1 Ocak 2015 Perşembe

Işık

Gözlerinde ışıklar yanıyordu. Geçtiğim bir sokakta, perdeleri çekilmiş evlerin ışıklı pencerelerine bakar gibi bakıyorum ben de ona. Öyle uzak, öyle yabancı. Birinin gözlerinin sadece ışıklı olması yetmez. Belki buğulu olması bile yetmiyordur, bilmiyorum. Çünkü ben hiç öyle görmedim onu. Görsem bir şey değişir miydi, o bile muamma. Çünkü ya gözlere, ya söylenenlere inanmak gerekir. Ki söylenenlere inanmak hayat gerçekliğidir. Gözlere şarkılarda inanılır sadece. Söylediği onca şeyi es geçip "gözlerin öyle demiyor"a ancak şarkılarla gelinir. Ah zaten onlar da olmasa.

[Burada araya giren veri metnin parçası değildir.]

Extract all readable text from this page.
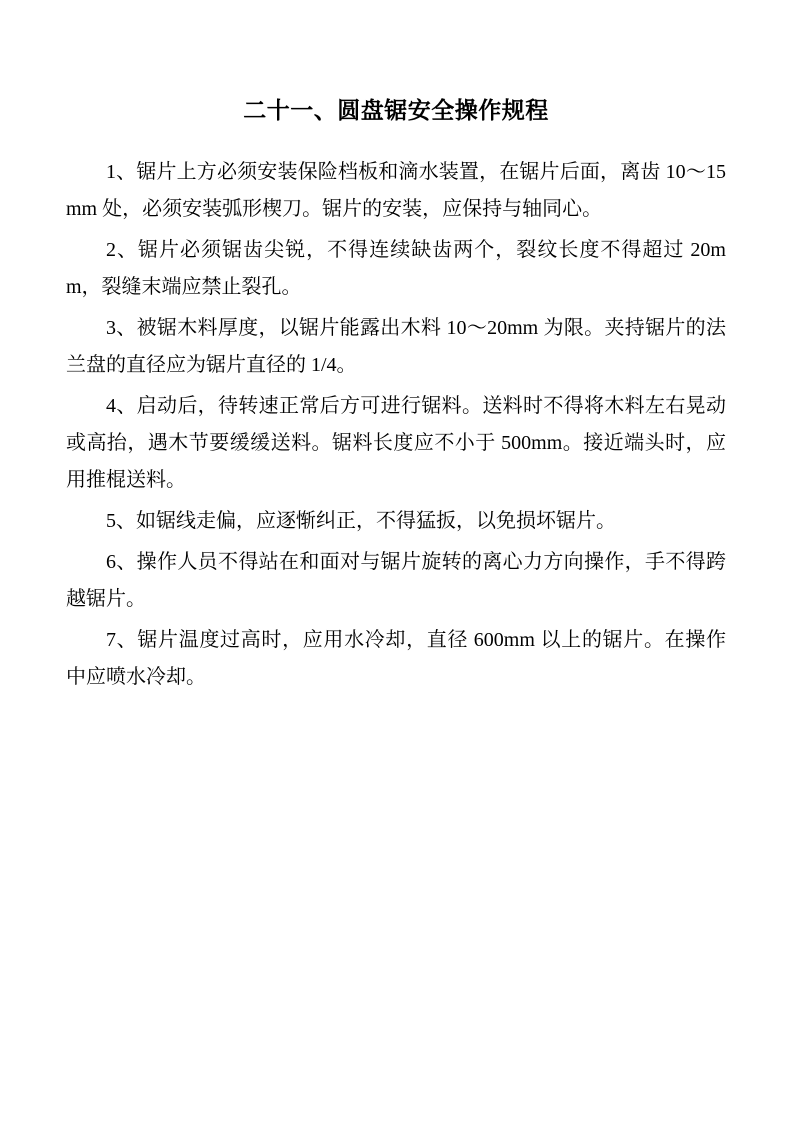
二十一、圆盘锯安全操作规程

1、锯片上方必须安装保险档板和滴水装置，在锯片后面，离齿 10～15mm 处，必须安装弧形楔刀。锯片的安装，应保持与轴同心。

2、锯片必须锯齿尖锐，不得连续缺齿两个，裂纹长度不得超过 20mm，裂缝末端应禁止裂孔。

3、被锯木料厚度，以锯片能露出木料 10～20mm 为限。夹持锯片的法兰盘的直径应为锯片直径的 1/4。

4、启动后，待转速正常后方可进行锯料。送料时不得将木料左右晃动或高抬，遇木节要缓缓送料。锯料长度应不小于 500mm。接近端头时，应用推棍送料。

5、如锯线走偏，应逐惭纠正，不得猛扳，以免损坏锯片。

6、操作人员不得站在和面对与锯片旋转的离心力方向操作，手不得跨越锯片。

7、锯片温度过高时，应用水冷却，直径 600mm 以上的锯片。在操作中应喷水冷却。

Sonra yere indirdim gözlerimi. Halıda bir nokta. O bir şeyler söylerken "şurada leke var" diye geçiyor içimden. İnsan bazen sözcüklerden kaçmak istiyor çünkü. Anlatsan da değişmez, değişmeyecek, değişmedi bugüne kadar. Ama halıda leke var, silsem çıkar. Geçen gün aldığım o leke çıkarıcı, bluzumdaki lekeyi çıkarmıştı. Hani geçen akşam bara doğru giderken bana çarpan o çocuğun üzerime döktüğü şarabın lekesini. Bunu da çıkarır elbet.
Gözlerimi kaldırıyorum yerden. Televizyonda saçma bir dizinin tekrarı var. Kadın ağlıyor. O saçma dizide ağlayan kadını görünce bastırıyorum içimdeki ağlama isteğini. Belki sonra, yanımda kimseler yokken, kapalı kapılar ardında. Belki yine o çiçekli kılıfa sarınmış yastığa koymuşken başımı. Yani bir an, bir yerde; ama şimdi değil, şu an değil, daha sonra.
Işıklı, kalabalık caddeye çıkıp yürüyorum, tüm bunları düşündükten sonra. Kalabalık bazen iyidir. Yürümek hepsinden çok. Bir ara sokakta küçük bir çocuk çıkıyor karşıma. Sokak boş, çocuğun elinde bir poşet, oturmuş kedilerin dolaştığı kaldırıma. "Niye burada oturuyorsun?" diyorum, cevap vermeden kedileri seviyor. Yanına oturunca az ilerideki bir evi işaret ederek "şurada oturuyorum" diyor. Pencerede ışık yok. Işıksız pencereye bakıyorum bir süre. "Evde kimse yok" diye düşünüyorum. Çocuğa bir şey diyemiyorum. Işıklı pencereler de yalnızlık demek oysa. Bunu sadece bu akşamdan değil, çok eskilerden, kendi çocukluğumdan da biliyorum.